Jesus was rebuking Judas, who criticized a woman for anointing Jesus with expensive oil. Judas’ criticism was intended to line his pockets, not provide help for the poor.
Where do Marshall’s 1st District residents fit into his characterization of the poor?
▪ Population: 715,330
▪ Enrollees in the health care marketplace: 19,300 (16,200 who have premium tax credits, and 1,200 who have cost-sharing reductions).
▪ Drop in the uninsured rate from 2013 to 2015 in the district: from 11.6 percent to 9.3 percent.
▪ Uninsured as of 2015: 66,500 (still too many).
▪ Medium income: $48,559
▪ Percentage below the federal poverty level: 13.7 percent (98,000).
As family physicians, we care for low-income Medicaid recipients and the uninsured every day. They are our neighbors. They are Marshall’s constituents.
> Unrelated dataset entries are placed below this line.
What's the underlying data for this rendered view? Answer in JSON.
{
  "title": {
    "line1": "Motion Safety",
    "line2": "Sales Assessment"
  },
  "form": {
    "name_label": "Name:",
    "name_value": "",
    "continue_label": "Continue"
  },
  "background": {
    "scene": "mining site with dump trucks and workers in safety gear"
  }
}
He was elected to represent all residents in his district, not just those in upper-income brackets, not just those with health insurance, and not just those who voted for him.
This is not the time to use scriptural quotes inappropriately to speak ill of the poor. We need to work together on solutions that provide health care to benefit all Kansans.
Diane Steere of Wichita is board chair of the Kansas Academy of Family Physicians.